Caveat utilitor: take measure of your marker

Vascular sympathetic activity is critical to cardiovascular homeostasis, and chronic elevations in sympathetic activity are associated with deleterious cardiovascular outcomes (Malpas et al. 2010). Thus, the ability to measure sympathetic outflow is essential to understand human physiology and to determine the severity of pathophysiology. Although muscle sympathetic nerve activity (MSNA) measured via microneurography is a ‘gold standard’ for assessment of sympathetic outflow in humans, the intensive process required to procure fidelious recordings limits its utility for larger research studies and in clinical settings. Hence, for years researchers have sought to identify non-invasive markers of sympathetic activity in humans.

In the late 1800s, Mayer observed the development of slow blood pressure fluctuations consequent to hypovolaemia (and presumed sympathetic activation) in rabbits. Over the succeeding years, with the advent of rapid quantification techniques, low frequency (∼0.1 Hz) fluctuations in pressure have been used presumptively as a non-invasive measure to quantify sympathetic vasomotor activity. More recently, blood pressure oscillations have been used to signify the integrity of autonomic regulation in patients populations. However, some researchers have seriously challenged the utility and validity of low frequency blood pressure oscillations as a surrogate marker of sympathetic activity in individuals and patient populations (Taylor et al. 1998)

Surrogate markers can be important tools for a broad range of research – from laboratory studies to large scale clinical trials. However, validation of a candidate marker is critical to ensure its reliability for application and its appropriate interpretation. Surrogate markers may be used (and misused) to reflect underlying physiological processes within individuals or used to predict outcomes on a population level; however, predictive markers do not necessarily reflect an underlying physiology. For instance, heart rate variability measures provide limited information on parasympathetic activity at an individual level, but do retain prognostic significance at a group level. Thus heart rate variability may be best described as a statistical tool that predicts outcomes within a population, but that does not provide clear insight to the underlying physiology.
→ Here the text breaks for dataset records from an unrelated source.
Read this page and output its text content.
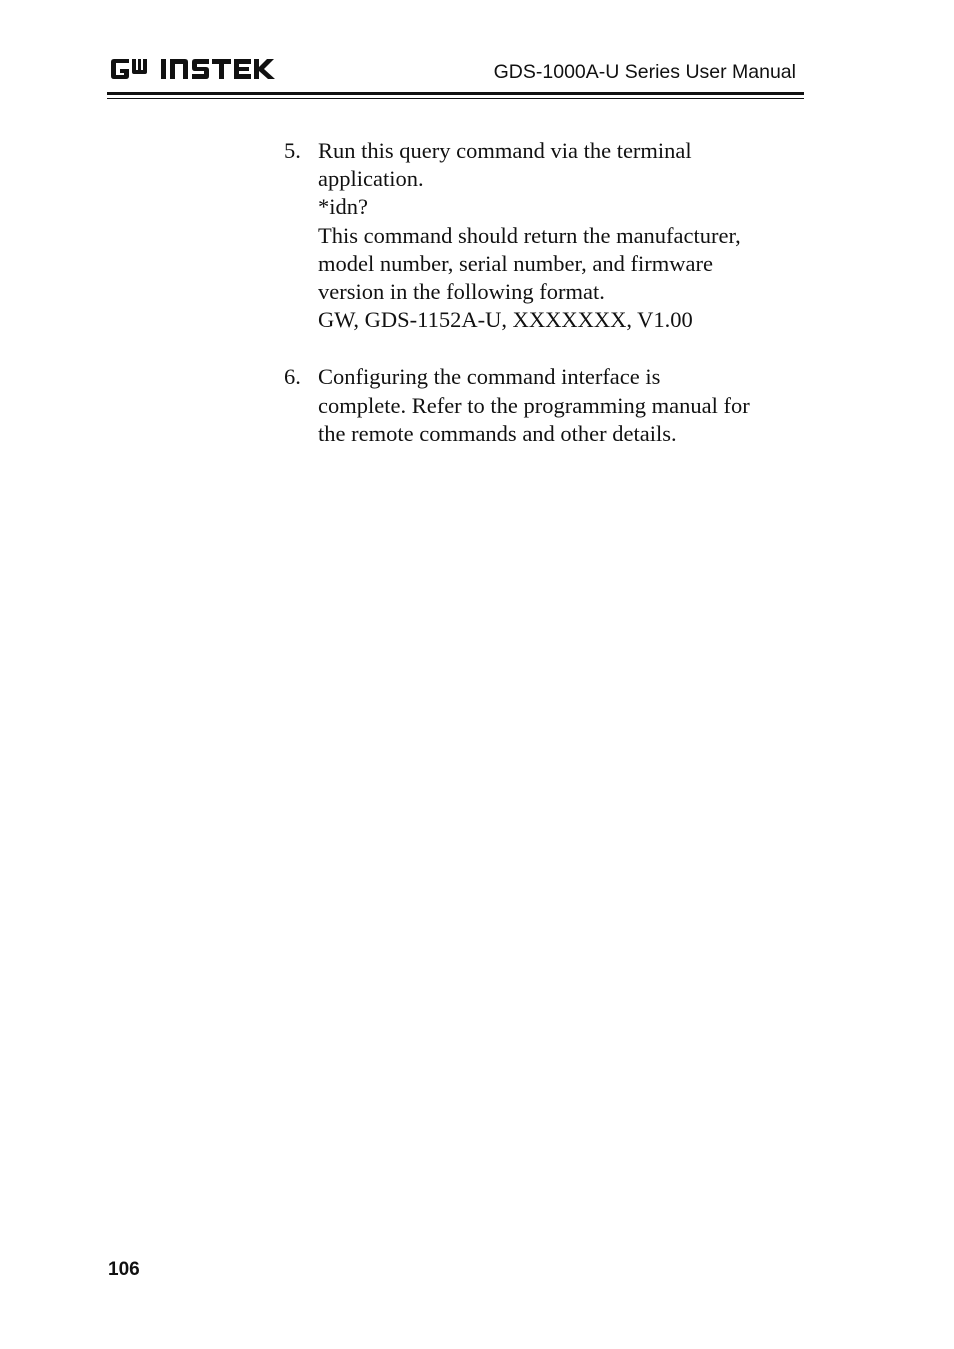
GDS-1000A-U Series User Manual
5. Run this query command via the terminal
application.
*idn?
This command should return the manufacturer,
model number, serial number, and firmware
version in the following format.
GW, GDS-1152A-U, XXXXXXX, V1.00
6. Configuring the command interface is
complete. Refer to the programming manual for
the remote commands and other details.
106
Conversely, MSNA is frequently used as a measure of generalized sympathetic activity to the vasculature. Though it does display interindividual variability, it remains stable in individuals over time, correlates with other physiological measures of sympathetic activity (e.g. noradrenaline spillover) and responds predictably to physiological stimuli (e.g. nitroprusside challenge), making it a useful tool reflective of sympathetic outflow within subjects and across groups (Vallbo et al. 2004).

This issue reports findings by Ryan et al. (2011), who sought to inform the controversy surrounding the utility of low frequency blood pressure oscillations as a surrogate marker for sympathetic activity. The authors analysed changes in low frequency (0.04–0.15 Hz) blood pressure oscillations in response to application of progressive lower negative body pressure (LBNP) – a stimulus that increases sympathetic activity as measured by MSNA. As expected, MSNA increased proportionally with progressive LBNP. Low frequency blood pressure fluctuations also increased with LBNP, but only at the highest levels. The authors found that the relationship of changes in low frequency pressure oscillations to changes in MSNA was curvilinear when expressed at the group level, yet highly inconsistent when examined on a subject by subject basis. Hence do these data support use of low frequency blood pressure oscillations as a surrogate marker?

The authors rightly conclude that low frequency oscillations of systolic arterial pressure (SAP_LF) should not be used as a measure of sympathetic activity: ‘Because of the wide inter-individual variability and the very weak SAP_LF–MSNA association in a substantial proportion of the population, the use of SAP_LF as a non-invasive surrogate of MSNA is not reliable and therefore not warranted.’ This highlights the way group level data can be misleading. One could interpret the findings as evidence that low frequency blood pressure oscillations have some usefulness as a marker, with the caveat being it might not reflect the physiology in a strictly linear fashion. But, this population based relationship is analogous to the prediction of an outcome. That is, if sympathetic activity is high enough, we can expect, on average, to see greater low frequency blood pressure oscillations. But, it does not allow for the use of low frequency blood pressure oscillations as a measure for sympathetic activity. Indeed, even within the group averaged data, the relationship fails; low frequency blood pressure oscillations remain essentially unchanged with sympathetic outflow from resting up to three times resting. On the other hand, despite its inability to provide clear insight to the underlying physiology, the amplitude of low frequency blood pressure oscillations may be analogous to heart rate variability and future work may show it can predict outcomes within a population.

This article highlights important issues regarding the derivation, application and interpretation of physiological signal analyses for the measurement of autonomic activity. Our limited ability to directly record central autonomic activity in humans necessitates use of surrogate markers. While current technology has allowed for and assisted in the collection and analyses of quick, cheap and non-invasive ‘physiological’ measures, careful attention needs to be paid to the methods and analyses used to validate these measures – particularly in an age with prepackaged software that has enabled the proliferation of signal analyses.